PIERROT, continuant sa marche.

On a déjà fait signe aux voitures. Soudain à la vue d'un kiosque aux journaux, il crie d'une voix formidable, mettant ses mains en entonnoir devant le rouge de sa bouche.

Madame Ventre ! Ohé !

La noce est consternée, et s'apprête déjà à quelque nouvelle scène. Des gens tirent leur montre. Des dames s'assoient sur les marches, attendant la fin.

MADAME VENTRE, apparaît énorme.

Plaît-il, monsieur Pierrot ?

PIERROT, lui envoie un baiser, en levant les yeux au ciel.

Mon journal ?

MADAME VENTRE.

Votre ?

PIERROT.

Mon journal habituel.

Silence. - Il hurle.

Le Pornographe illustré ! Petite carogne !

Tandis que Madame Ventre cherche la feuille en question, fouillant son éventaire, Pierrot la présente aux gens de la noce.

Madame Ventre ! Une riche nature ! En vie !

Madame Ventre lui remet le journal et attend l'argent. Pierrot continue, très exalté.

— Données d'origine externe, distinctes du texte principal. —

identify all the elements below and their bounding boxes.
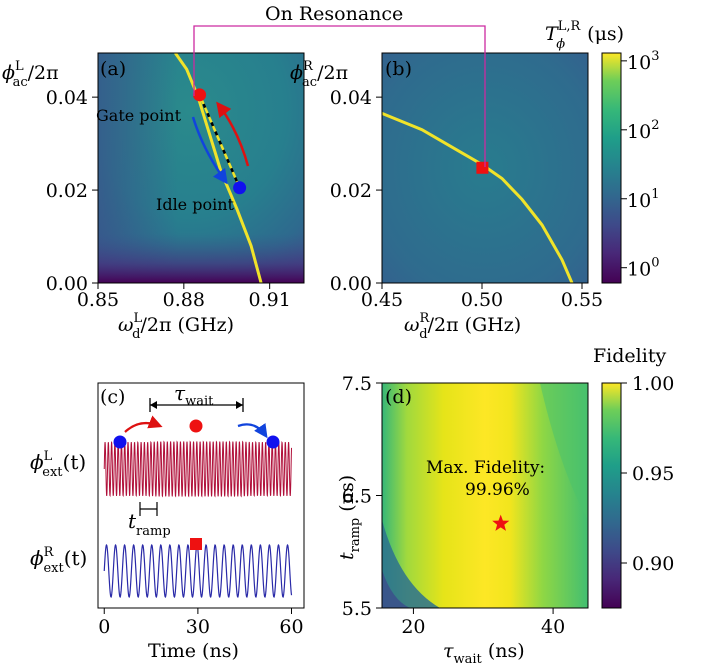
panel-a-shade-bottom bbox=[98, 233, 304, 283]
panel-a-xtick-label: 0.91 bbox=[249, 289, 291, 311]
c-gate-marker bbox=[189, 419, 203, 433]
panel-d-right-band bbox=[540, 383, 588, 520]
gate-point-marker bbox=[193, 88, 207, 102]
colorbar-T-title: TL,R ϕ (μs) bbox=[545, 19, 624, 52]
panel-d-ytick-label: 5.5 bbox=[342, 598, 372, 620]
panel-a-xtick-label: 0.88 bbox=[163, 289, 205, 311]
t-ramp-bracket: tramp bbox=[128, 502, 171, 539]
panel-b-ytick-label: 0.04 bbox=[330, 87, 372, 109]
max-fidelity-label: Max. Fidelity: bbox=[426, 458, 545, 478]
colorbar-F-tick-label: 1.00 bbox=[632, 373, 674, 395]
panel-c-label: (c) bbox=[100, 386, 125, 408]
colorbar-F-bar bbox=[601, 382, 622, 609]
idle-point-marker bbox=[233, 181, 247, 195]
panel-d-low-corner-inner bbox=[382, 570, 410, 608]
colorbar-T-tick-label: 103 bbox=[627, 49, 659, 74]
colorbar-F-title: Fidelity bbox=[593, 345, 666, 367]
panel-b-axes: 0.45 0.50 0.55 0.00 0.02 0.04 bbox=[330, 87, 603, 311]
panel-a: 0.85 0.88 0.910.000.020.04 (a) Gate point … bbox=[2, 52, 305, 342]
colorbar-T-tick-label: 100 bbox=[627, 256, 659, 281]
series-R-label: ϕR ext(t) bbox=[30, 545, 87, 576]
c-idle-marker-end bbox=[266, 435, 280, 449]
panel-b-resonance-curve bbox=[382, 112, 574, 283]
panel-c-xlabel: Time (ns) bbox=[148, 640, 239, 662]
panel-b-ytick-label: 0.02 bbox=[330, 180, 372, 202]
panel-a-ytick-label: 0.04 bbox=[46, 87, 88, 109]
panel-b-ylabel: ϕR ac/2π bbox=[290, 59, 348, 90]
panel-a-ytick-label: 0.02 bbox=[46, 180, 88, 202]
colorbar-T-ticks: 100 101 102 103 bbox=[621, 49, 659, 281]
t-ramp-label: tramp bbox=[128, 509, 171, 539]
panel-d-ytick-label: 7.5 bbox=[342, 373, 372, 395]
panel-c-frame bbox=[97, 382, 305, 609]
panel-d: 20 405.56.57.5 (d) Max. Fidelity: 99.96% … bbox=[336, 373, 589, 667]
colorbar-F-tick-label: 0.95 bbox=[632, 463, 674, 485]
colorbar-F-ticks: 0.90 0.95 1.00 bbox=[621, 373, 674, 575]
panel-a-axes: 0.85 0.88 0.91 0.00 0.02 0.04 bbox=[46, 87, 291, 311]
max-fidelity-star bbox=[492, 514, 510, 531]
panel-b: 0.45 0.50 0.55 0.00 0.02 0.04 (b) ϕR ac/2π ωR d… bbox=[290, 52, 603, 342]
panel-b-xtick-label: 0.45 bbox=[361, 289, 403, 311]
panel-b-ytick-label: 0.00 bbox=[330, 273, 372, 295]
colorbar-T-tick-label: 102 bbox=[627, 118, 659, 143]
panel-a-xlabel: ωL d/2π (GHz) bbox=[118, 311, 234, 342]
panel-d-xtick-label: 40 bbox=[541, 616, 565, 638]
series-L-label: ϕL ext(t) bbox=[30, 449, 86, 480]
panel-a-label: (a) bbox=[100, 58, 126, 80]
arrow-to-idle bbox=[191, 116, 228, 185]
waveform-L-trace bbox=[103, 440, 293, 498]
panel-c-xtick-label: 60 bbox=[279, 616, 303, 638]
panel-d-xtick-label: 20 bbox=[401, 616, 425, 638]
panel-b-xtick-label: 0.50 bbox=[461, 289, 503, 311]
gate-point-label: Gate point bbox=[96, 106, 182, 125]
panel-a-xtick-label: 0.85 bbox=[77, 289, 119, 311]
on-resonance-title: On Resonance bbox=[265, 3, 403, 25]
tau-wait-bracket: τwait bbox=[149, 381, 244, 412]
panel-c-axes: 0 30 60 bbox=[98, 608, 304, 638]
colorbar-F: 0.90 0.95 1.00 Fidelity bbox=[593, 345, 674, 609]
panel-d-low-corner bbox=[382, 520, 440, 608]
panel-d-ytick-label: 6.5 bbox=[342, 486, 372, 508]
panel-c-xtick-label: 30 bbox=[186, 616, 210, 638]
panel-a-resonance-curve bbox=[174, 53, 263, 283]
panel-a-ytick-label: 0.00 bbox=[46, 273, 88, 295]
panel-b-label: (b) bbox=[385, 58, 412, 80]
colorbar-T-tick-label: 101 bbox=[627, 187, 659, 212]
panel-d-ylabel: tramp (ns) bbox=[336, 475, 363, 560]
c-arrow-blue bbox=[237, 422, 268, 439]
on-resonance-bracket bbox=[193, 25, 486, 167]
panel-b-xtick-label: 0.55 bbox=[561, 289, 603, 311]
panel-d-xlabel: τwait (ns) bbox=[443, 640, 525, 667]
panel-c: (c) 0 30 60 τwait tramp ϕL ext(t) ϕR ext(t) bbox=[30, 381, 305, 662]
max-fidelity-value: 99.96% bbox=[465, 480, 530, 500]
panel-a-frame bbox=[97, 52, 305, 284]
idle-point-label: Idle point bbox=[156, 195, 235, 214]
tau-wait-label: τwait bbox=[174, 381, 214, 409]
c-resonance-marker bbox=[190, 538, 202, 550]
colorbar-F-tick-label: 0.90 bbox=[632, 553, 674, 575]
colorbar-T: 100 101 102 103 TL,R ϕ (μs) bbox=[545, 19, 659, 284]
colorbar-T-bar bbox=[601, 52, 622, 284]
panel-d-label: (d) bbox=[385, 386, 412, 408]
resonance-point-marker bbox=[476, 161, 489, 174]
panel-a-ylabel: ϕL ac/2π bbox=[2, 59, 59, 90]
c-idle-marker-start bbox=[113, 435, 127, 449]
waveform-L bbox=[103, 440, 293, 498]
panel-b-xlabel: ωR d/2π (GHz) bbox=[404, 311, 521, 342]
c-arrow-red bbox=[124, 415, 163, 433]
panel-c-xtick-label: 0 bbox=[98, 616, 110, 638]
gate-idle-dashed-line-yellow bbox=[198, 94, 241, 189]
arrow-to-gate bbox=[216, 101, 250, 167]
panel-d-axes: 20 40 5.5 6.5 7.5 bbox=[342, 373, 565, 638]
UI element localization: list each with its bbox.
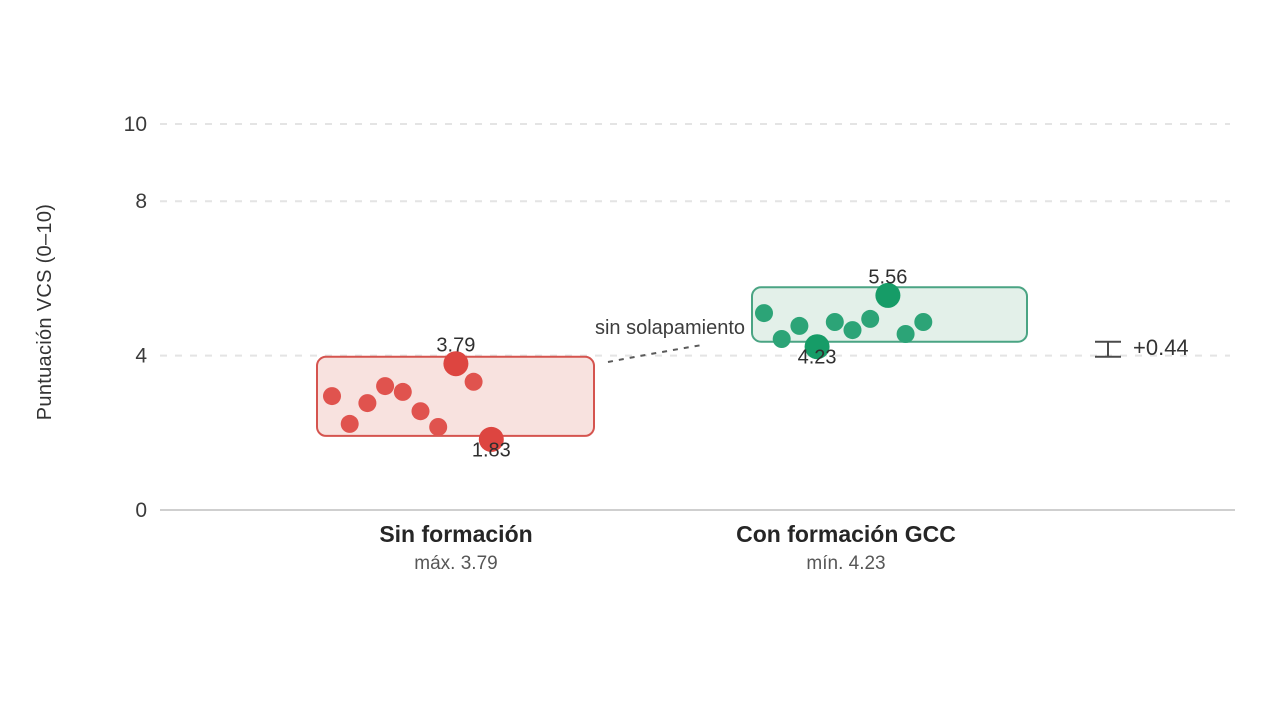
data-point-con-formacion [825,313,844,331]
annotation-connector [607,344,703,363]
category-label-con-formacion: Con formación GCC [736,521,956,547]
data-point-sin-formacion [429,418,448,436]
data-point-highlight-con-formacion [804,334,830,360]
point-value-label: 4.23 [798,347,837,369]
category-label-sin-formacion: Sin formación [379,521,532,547]
point-value-label: 1.83 [472,439,511,461]
data-point-con-formacion [914,313,933,331]
data-point-sin-formacion [358,394,377,413]
gap-value-label: +0.44 [1133,335,1189,360]
annotation-connector-line [607,344,703,363]
category-sublabel-con-formacion: mín. 4.23 [806,553,885,574]
data-point-con-formacion [790,316,809,335]
data-point-sin-formacion [340,414,359,433]
y-tick-label: 0 [135,499,147,522]
text-labels: 0 4 8 10 3.79 1.83 Sin formación máx. 3.79 4.23 5… [124,113,956,574]
gridlines [160,123,1230,357]
y-axis-title: Puntuación VCS (0–10) [34,204,56,420]
point-value-label: 5.56 [868,266,907,288]
data-point-con-formacion [755,304,773,323]
y-tick-label: 4 [135,345,147,368]
data-point-highlight-con-formacion [875,282,901,308]
y-tick-label: 10 [124,113,147,136]
data-point-con-formacion [861,309,880,328]
data-point-con-formacion [843,321,862,340]
y-tick-label: 8 [135,190,147,213]
data-point-highlight-sin-formacion [478,426,504,452]
category-sublabel-sin-formacion: máx. 3.79 [414,553,497,574]
gap-indicator [1095,340,1121,358]
data-point-sin-formacion [393,382,412,401]
data-point-con-formacion [896,325,915,343]
data-point-highlight-sin-formacion [443,351,469,377]
data-point-sin-formacion [464,372,483,391]
group-range-boxes [316,286,1028,437]
data-point-con-formacion [772,330,791,348]
data-point-sin-formacion [411,402,430,421]
data-point-sin-formacion [376,377,395,396]
data-point-sin-formacion [323,387,341,406]
data-points [323,282,933,452]
point-value-label: 3.79 [436,335,475,357]
annotation-no-overlap: sin solapamiento [595,317,745,339]
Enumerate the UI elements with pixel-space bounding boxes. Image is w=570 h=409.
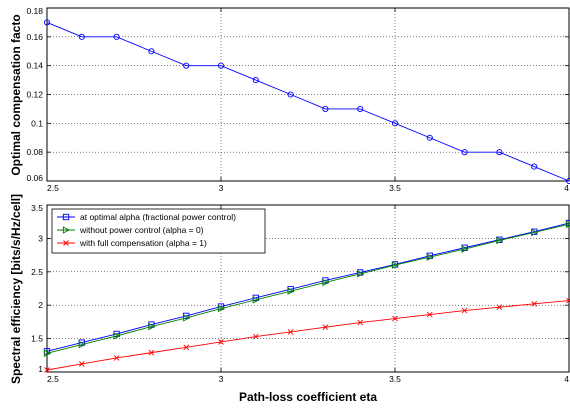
- top-series-0-point: [322, 105, 329, 112]
- bottom-y-tick-label: 1.5: [31, 334, 43, 344]
- top-x-tick-label: 3.5: [389, 183, 401, 193]
- top-series-0-point: [43, 19, 51, 26]
- bottom-series-1-point: [287, 287, 295, 295]
- top-series-0-point: [391, 120, 399, 127]
- top-y-tick-label: 0.08: [26, 147, 43, 157]
- top-series-0-point: [252, 77, 259, 84]
- top-x-tick-label: 4: [564, 183, 569, 193]
- bottom-x-tick-label: 4: [564, 374, 569, 384]
- bottom-series-2-point: [183, 344, 190, 351]
- bottom-series-line-0: [46, 222, 570, 352]
- legend-label-2: with full compensation (alpha = 1): [79, 238, 207, 248]
- bottom-series-1-point: [357, 270, 365, 278]
- top-y-tick-label: 0.14: [26, 61, 43, 71]
- bottom-grid: [47, 205, 569, 372]
- bottom-series-1-point: [113, 332, 121, 340]
- bottom-series-1-point: [217, 304, 225, 313]
- legend-marker-2: [63, 240, 69, 246]
- bottom-series: [43, 219, 570, 373]
- legend-marker-0: [62, 213, 70, 221]
- bottom-series-2-point: [461, 307, 468, 314]
- legend-label-1: without power control (alpha = 0): [79, 225, 204, 235]
- legend-box: [51, 208, 266, 254]
- bottom-series-1-point: [252, 296, 260, 304]
- top-series-0-point: [426, 134, 433, 141]
- top-series-0-point: [217, 62, 225, 69]
- bottom-series-2-point: [287, 329, 294, 335]
- bottom-series-2-point: [496, 304, 503, 311]
- bottom-series-2-point: [218, 339, 224, 345]
- bottom-y-tick-label: 3: [38, 233, 43, 243]
- bottom-y-tick-label: 3.5: [31, 203, 43, 213]
- bottom-axes: 2.5 3 3.5 4 1 1.5 2 2.5 3 3.5 Spectral efficiency…: [9, 194, 570, 404]
- bottom-series-2-point: [113, 355, 120, 361]
- bottom-series-1-point: [461, 245, 469, 253]
- bottom-series-2-point: [252, 333, 259, 340]
- bottom-series-line-2: [46, 300, 570, 371]
- top-x-tick-label: 3: [219, 183, 224, 193]
- bottom-series-1-point: [78, 340, 86, 349]
- bottom-series-2-point: [426, 311, 433, 318]
- bottom-y-tick-label: 1: [38, 364, 43, 374]
- bottom-x-tick-label: 3.5: [389, 374, 401, 384]
- top-series-0-point: [113, 33, 120, 40]
- bottom-y-tick-label: 2.5: [31, 267, 43, 277]
- top-y-tick-label: 0.18: [26, 6, 43, 16]
- bottom-series-1-point: [322, 278, 330, 287]
- bottom-series-2-point: [357, 319, 364, 326]
- top-y-tick-label: 0.06: [26, 173, 43, 183]
- legend: at optimal alpha (fractional power contr…: [51, 208, 266, 254]
- top-y-tick-label: 0.16: [26, 32, 43, 42]
- bottom-x-axis-label: Path-loss coefficient eta: [239, 390, 377, 404]
- legend-items: at optimal alpha (fractional power contr…: [57, 212, 236, 248]
- bottom-series-2-point: [566, 297, 570, 304]
- bottom-series-1-point: [426, 253, 434, 261]
- bottom-series-2-point: [392, 315, 398, 322]
- top-grid: [47, 8, 569, 181]
- bottom-series-1-point: [391, 261, 399, 269]
- bottom-x-tick-label: 2.5: [47, 374, 59, 384]
- bottom-series-1-point: [565, 220, 570, 229]
- top-series-0-point: [287, 91, 294, 98]
- bottom-series-line-1: [46, 223, 570, 354]
- top-series-0-point: [357, 105, 364, 112]
- bottom-series-1-point: [183, 314, 191, 322]
- top-y-tick-label: 0.1: [31, 118, 43, 128]
- top-x-tick-label: 2.5: [47, 183, 59, 193]
- legend-marker-1: [62, 226, 70, 234]
- top-series-0-point: [461, 149, 468, 156]
- bottom-series-2-point: [531, 301, 538, 307]
- bottom-ticks: 2.5 3 3.5 4 1 1.5 2 2.5 3 3.5: [31, 203, 570, 384]
- top-series-line-0: [46, 22, 570, 182]
- bottom-series-1-point: [43, 349, 51, 358]
- top-ticks: 2.5 3 3.5 4 0.06 0.08 0.1 0.12 0.14 0.16 0.18: [26, 6, 570, 193]
- top-axes: 2.5 3 3.5 4 0.06 0.08 0.1 0.12 0.14 0.16 0.18 Opti…: [9, 6, 570, 193]
- bottom-y-axis-label: Spectral efficiency [bits/s/Hz/cell]: [9, 194, 23, 384]
- top-series-0-point: [78, 33, 85, 40]
- top-series-0-point: [183, 62, 190, 69]
- bottom-series-2-point: [78, 361, 85, 367]
- bottom-series-1-point: [531, 228, 539, 237]
- bottom-series-2-point: [44, 367, 50, 373]
- top-series-0-point: [531, 163, 538, 170]
- top-y-tick-label: 0.12: [26, 90, 43, 100]
- bottom-series-2-point: [322, 324, 329, 331]
- legend-label-0: at optimal alpha (fractional power contr…: [80, 212, 236, 222]
- top-y-axis-label: Optimal compensation facto: [9, 14, 23, 175]
- top-series-0-point: [565, 177, 570, 185]
- bottom-x-tick-label: 3: [219, 374, 224, 384]
- top-series: [43, 19, 570, 185]
- bottom-series-1-point: [148, 322, 156, 331]
- bottom-y-tick-label: 2: [38, 300, 43, 310]
- top-series-0-point: [496, 149, 503, 156]
- bottom-series-2-point: [148, 349, 155, 356]
- top-series-0-point: [148, 48, 155, 55]
- bottom-series-1-point: [496, 236, 504, 245]
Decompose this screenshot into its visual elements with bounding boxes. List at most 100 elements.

Née en 1835, de parents pauvres quoique malhonnêtes...

MADAME VENTRE.

C'est quinze centimes.

PIERROT.

Heureux, Madame, qui deviendra propriétaire de vos arrondissements !

MADAME VENTRE, incorruptible.

C'est quinze centimes.

PIERROT.

C'est pas cher.

COLOMBINETTE, la blâmant doucement.

Monsieur Pierrot.

PIERROT.

C'est juste. Quinze centimes.

Il se fouille.

Rien ? - Comment pas d'argent !

Tragique.

Non ! Il ne sera pas dit qu'un si beau jour...

Il sort sa veste, l'étale à terre et, à plat ventre, se met en devoir de fouiller les doublures. La noce trépigne.

Ah ! Quelle journée !

UNE DAME DE LA NOCE, doucement à son mari.

Ah ! Non, j'en ai assez, s'il se croit drôle!

SON MARI, doucement.

Patience, mon chat. Tu sais qu'il n'y a rien à manger à la maison aujourd'hui, il ne faut pas manquer un bon repas qui nous soutiendra deux jours. Passe-moi un bout de chocolat s'il en reste. Il n'y en a plus ?

PIERROT.

Rien.

Il remet sa veste. - À Colombinette :

Mon enfant, êtes vous en fonds ? Oh ! Je ne fais pas allusion à ce capital de jeune fille dont parle Dumas fils.

D'une voix caverneuse.

Si j'en doutais seulement.

Montrant le poing à sa belle-mère.

MADAME COLOMBINE, de loin, lui envoyant un baiser.

Coeur d'or, va!

COLOMBINETTE, confuse et soumise.

Certainement, Monsieur Pierrot, je possède...

PIERROT.

Eh bien, donnez.

COLOMBINETTE, confuse, balbutiant.

Oh ! Ici ? Non, ce soir !...

PIERROT, levant les bras au ciel, à part.

Qu'elle est bête !

Haut.

C'est de l'argent que je te demande ! Quinze malheureux centimes !

À part.

Non, ces gens-là me feront mourir !

COLOMBINETTE, très douce, inaltérable.

J'ai un louis, monsieur Pierrot.

PIERROT, lui arrache le louis et le donne à madame Ventre en lui baisant les doigts.

Riche nature, va !

Madame Ventre veut lui rendre la monnaie, Pierrot fait un noble geste de refus.

Jamais !

Embrassant Colombinette.

Un si beau jour !

Il pousse un sanglot, tire un grand mouchoir noir dont il s'essuie les yeux, puis il le porte à son nez et se mouche bruyamment en imitant à s'y m'éprendre le hennissements des étalons. Une jument qui passe lui répond par un autre hennissement. Toute la noce est stupéfaite. Pierrot avec un geste large à tous :

Sympathie de situation !

Il replie son mouchoir, le tord et le rince comme pour le faire égoutter, et force Colombinette à le tenir d'un bout pour l'aider dans cette tâche. Cela fait, il déploie le Pornographe illustré, le parcours et soudain :

Ah ! Voilà mon article !

Il s'installe sur une marche, fait un geste qui rassemble la noce en galerie et commence :

« Le mariage est assurément une belle chose; les anciens...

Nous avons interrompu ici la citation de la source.